The diamond smuggler needs help from Bowen (a glamorous but feisty Jennifer Connolly, who is criminally underused), who in turn wants the inside story on “blood diamonds” — stones smuggled out of countries at war and used to pay for more weapons.
And so the stage is set for each of our three heroes (or anti-hero in the case of Archer) to reassess their view of the world — and, more importantly, get thrown into the midst of several breakneck action scenes. Shot with as much intensity and flair as you’d expect from a ‘Bourne’ movie, these thrilling sequences hint at the pulsating action adventure that Edward Zwick could have created.

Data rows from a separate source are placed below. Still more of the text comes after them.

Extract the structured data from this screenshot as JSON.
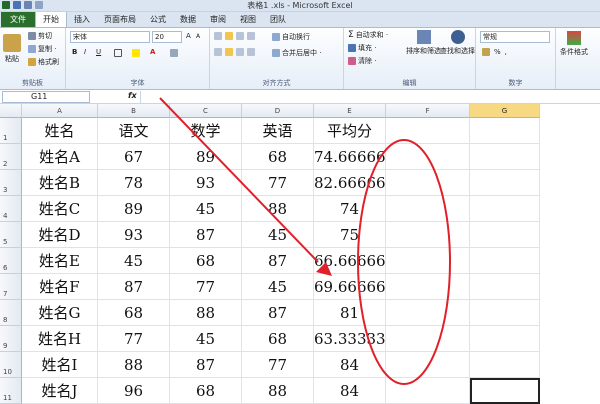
{
  "app": {
    "window_title": "表格1 .xls - Microsoft Excel",
    "tabs": [
      "文件",
      "开始",
      "插入",
      "页面布局",
      "公式",
      "数据",
      "审阅",
      "视图",
      "团队"
    ],
    "active_tab": "开始"
  },
  "ribbon": {
    "clipboard": {
      "cut": "剪切",
      "copy": "复制 ·",
      "format_painter": "格式刷",
      "paste": "粘贴",
      "label": "剪贴板"
    },
    "font": {
      "name": "宋体",
      "size": "20",
      "label": "字体",
      "bold": "B",
      "italic": "I",
      "underline": "U"
    },
    "alignment": {
      "wrap": "自动换行",
      "merge": "合并后居中 ·",
      "label": "对齐方式"
    },
    "editing": {
      "autosum": "自动求和 ·",
      "fill": "填充 ·",
      "clear": "清除 ·",
      "sort": "排序和筛选",
      "find": "查找和选择",
      "label": "编辑"
    },
    "number": {
      "format": "常规",
      "label": "数字"
    },
    "styles": {
      "conditional": "条件格式"
    }
  },
  "formula_bar": {
    "name_box": "G11",
    "fx": "fx",
    "value": ""
  },
  "sheet": {
    "columns": [
      "A",
      "B",
      "C",
      "D",
      "E",
      "F",
      "G"
    ],
    "selected_column": "G",
    "row_numbers": [
      "1",
      "2",
      "3",
      "4",
      "5",
      "6",
      "7",
      "8",
      "9",
      "10",
      "11"
    ],
    "rows": [
      [
        "姓名",
        "语文",
        "数学",
        "英语",
        "平均分"
      ],
      [
        "姓名A",
        "67",
        "89",
        "68",
        "74.666667"
      ],
      [
        "姓名B",
        "78",
        "93",
        "77",
        "82.666667"
      ],
      [
        "姓名C",
        "89",
        "45",
        "88",
        "74"
      ],
      [
        "姓名D",
        "93",
        "87",
        "45",
        "75"
      ],
      [
        "姓名E",
        "45",
        "68",
        "87",
        "66.666667"
      ],
      [
        "姓名F",
        "87",
        "77",
        "45",
        "69.666667"
      ],
      [
        "姓名G",
        "68",
        "88",
        "87",
        "81"
      ],
      [
        "姓名H",
        "77",
        "45",
        "68",
        "63.333333"
      ],
      [
        "姓名I",
        "88",
        "87",
        "77",
        "84"
      ],
      [
        "姓名J",
        "96",
        "68",
        "88",
        "84"
      ]
    ]
  },
  "colors": {
    "file_tab": "#2a6f2b",
    "annotation": "#e0202a",
    "selected_header": "#f8d983"
  }
}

But ‘Blood Diamond’ is a bit like DiCaprio’s accent — all over the place. The director can’t decide whether he’s making ‘Indiana Jones’ or ‘Hotel Rwanda’. And although serious drama and broad entertainment can co-exist, the politically charged segments seem to have been added as an afterthought. As disturbing and harrowing as the scenes of child soldier training and genocide may be, they ultimately get in the way of our heroes’ disparate quests.
With a little more focus — and a less schizophrenic screenplay — it could have been on a par with that intelligent and articulate (but thoroughly entertaining) masterpiece, ‘The Constant Gardener’.
As it stands, ‘Blood Diamond’ is flawed. But with much more to offer than your standard Hollywood blockbuster — fine performances, in your face realism, something to think about — you can even get past the not so lekker local lingo, bru.